Todos estos avances se integraron en el nuevo calibre de cuarzo Grand Seiko, lanzado en 1988, que proporcionaba una tasa de precisión anual de ± 10 segundos y que se diseñó para caber en una caja fina y elegante.
Hubo cuatro modelos con precios de 120.000 hasta 480.000 yenes.
Su objetivo era lograr los mismos niveles de diseño y perfección técnica que se habían logrado con la colección mecánica de Grand Seiko.
Se decidió que solo el desarrollo de un movimiento completamente nuevo lo lograría y el equipo de Suwa Seikosha (el actual Seiko Epson) comenzó a trabajar.
Buscaban mejoras radicales en todos los aspectos del movimiento, desde la precisión hasta la alineación precisa de las agujas.
Después de 3 años de desarrollo, el resultado fue el calibre 9F, lanzado en 1993, que proporcionó una precisión anual de ± 10 segundos.
Tenía un mecanismo de ajuste automático de retroceso para alinear exactamente la manecilla de los segundos con cada marcador de cuadrante y un mecanismo especial que garantizaba que el cambio de fecha fuera instantáneo.
Respecto a la apariencia externa del reloj, también, el 9F abrió nuevas posibilidades.
Un sistema de control de doble pulso hizo posible las agujas largas y pesadas, que ya se convirtieron en una firma de Grand Seiko, algo que no había sido posible antes.
La durabilidad y la fiabilidad también se mejoraron.
Se introdujo una cabina súper sellada para evitar que entrara polvo al tren de engranaje durante la sustitución de la pila y, al cubrir los pivotes del rotor con el Diafix, el mecanismo de retención de aceite original de Seiko, se logró una mejora relevante en la retención de la lubricación.

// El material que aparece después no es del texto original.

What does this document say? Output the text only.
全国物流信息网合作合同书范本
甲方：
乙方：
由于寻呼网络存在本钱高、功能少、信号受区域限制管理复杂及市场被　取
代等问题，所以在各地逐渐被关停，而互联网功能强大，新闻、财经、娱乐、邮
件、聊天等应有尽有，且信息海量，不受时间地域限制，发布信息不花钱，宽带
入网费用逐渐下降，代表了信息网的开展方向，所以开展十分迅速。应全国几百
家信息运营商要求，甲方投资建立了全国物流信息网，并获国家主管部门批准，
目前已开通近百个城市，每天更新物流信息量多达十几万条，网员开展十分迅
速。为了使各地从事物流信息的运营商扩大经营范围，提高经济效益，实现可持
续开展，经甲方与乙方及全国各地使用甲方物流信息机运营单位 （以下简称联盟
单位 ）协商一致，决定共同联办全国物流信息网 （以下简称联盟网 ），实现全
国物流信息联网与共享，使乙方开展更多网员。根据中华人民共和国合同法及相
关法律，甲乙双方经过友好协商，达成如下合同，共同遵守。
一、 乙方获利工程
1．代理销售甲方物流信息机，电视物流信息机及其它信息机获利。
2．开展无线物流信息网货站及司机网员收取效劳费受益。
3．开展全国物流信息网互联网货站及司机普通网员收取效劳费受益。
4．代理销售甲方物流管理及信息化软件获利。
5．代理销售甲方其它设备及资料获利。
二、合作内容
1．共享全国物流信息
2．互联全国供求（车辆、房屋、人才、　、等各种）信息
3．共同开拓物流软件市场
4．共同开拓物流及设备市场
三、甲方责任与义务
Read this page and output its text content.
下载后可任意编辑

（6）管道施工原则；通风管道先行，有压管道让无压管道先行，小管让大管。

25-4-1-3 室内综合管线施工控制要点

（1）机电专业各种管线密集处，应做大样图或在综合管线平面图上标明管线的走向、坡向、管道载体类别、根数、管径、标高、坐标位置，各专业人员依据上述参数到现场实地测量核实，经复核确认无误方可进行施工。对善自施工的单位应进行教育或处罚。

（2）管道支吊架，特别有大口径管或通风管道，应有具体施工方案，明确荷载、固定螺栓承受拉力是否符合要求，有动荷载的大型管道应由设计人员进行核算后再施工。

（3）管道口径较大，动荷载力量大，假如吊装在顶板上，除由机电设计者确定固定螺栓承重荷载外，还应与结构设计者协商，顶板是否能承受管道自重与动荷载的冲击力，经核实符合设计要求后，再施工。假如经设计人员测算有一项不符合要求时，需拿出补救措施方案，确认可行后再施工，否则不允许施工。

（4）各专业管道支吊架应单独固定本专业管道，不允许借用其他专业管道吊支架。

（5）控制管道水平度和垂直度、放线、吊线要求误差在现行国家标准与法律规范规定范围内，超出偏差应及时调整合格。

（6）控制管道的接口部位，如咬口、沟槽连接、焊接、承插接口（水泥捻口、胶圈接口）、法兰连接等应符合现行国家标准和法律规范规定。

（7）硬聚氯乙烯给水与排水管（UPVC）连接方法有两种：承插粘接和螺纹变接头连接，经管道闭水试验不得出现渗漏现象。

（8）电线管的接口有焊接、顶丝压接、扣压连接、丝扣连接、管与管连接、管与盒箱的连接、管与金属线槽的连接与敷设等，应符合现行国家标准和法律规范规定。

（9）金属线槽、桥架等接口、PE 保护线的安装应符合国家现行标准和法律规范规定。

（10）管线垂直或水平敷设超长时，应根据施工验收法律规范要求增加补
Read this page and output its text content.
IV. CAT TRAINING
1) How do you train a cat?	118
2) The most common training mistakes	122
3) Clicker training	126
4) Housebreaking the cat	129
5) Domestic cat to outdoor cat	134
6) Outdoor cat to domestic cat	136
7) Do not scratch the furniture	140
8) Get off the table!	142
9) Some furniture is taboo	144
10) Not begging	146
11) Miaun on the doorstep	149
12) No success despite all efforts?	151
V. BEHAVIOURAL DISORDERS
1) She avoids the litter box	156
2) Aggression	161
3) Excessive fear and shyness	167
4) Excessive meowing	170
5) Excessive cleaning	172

Fue una obra maestra de la ingeniería electrónica y fue el reloj de cuarzo más avanzado jamás creado.
En armonía con los estándares de Grand Seiko, el movimiento 9F fue diseñado para ser hermoso, con componentes finamente pulidos, algunos de los cuales fueron terminados en tono dorado, aunque no tuviera el fondo de caja transparente.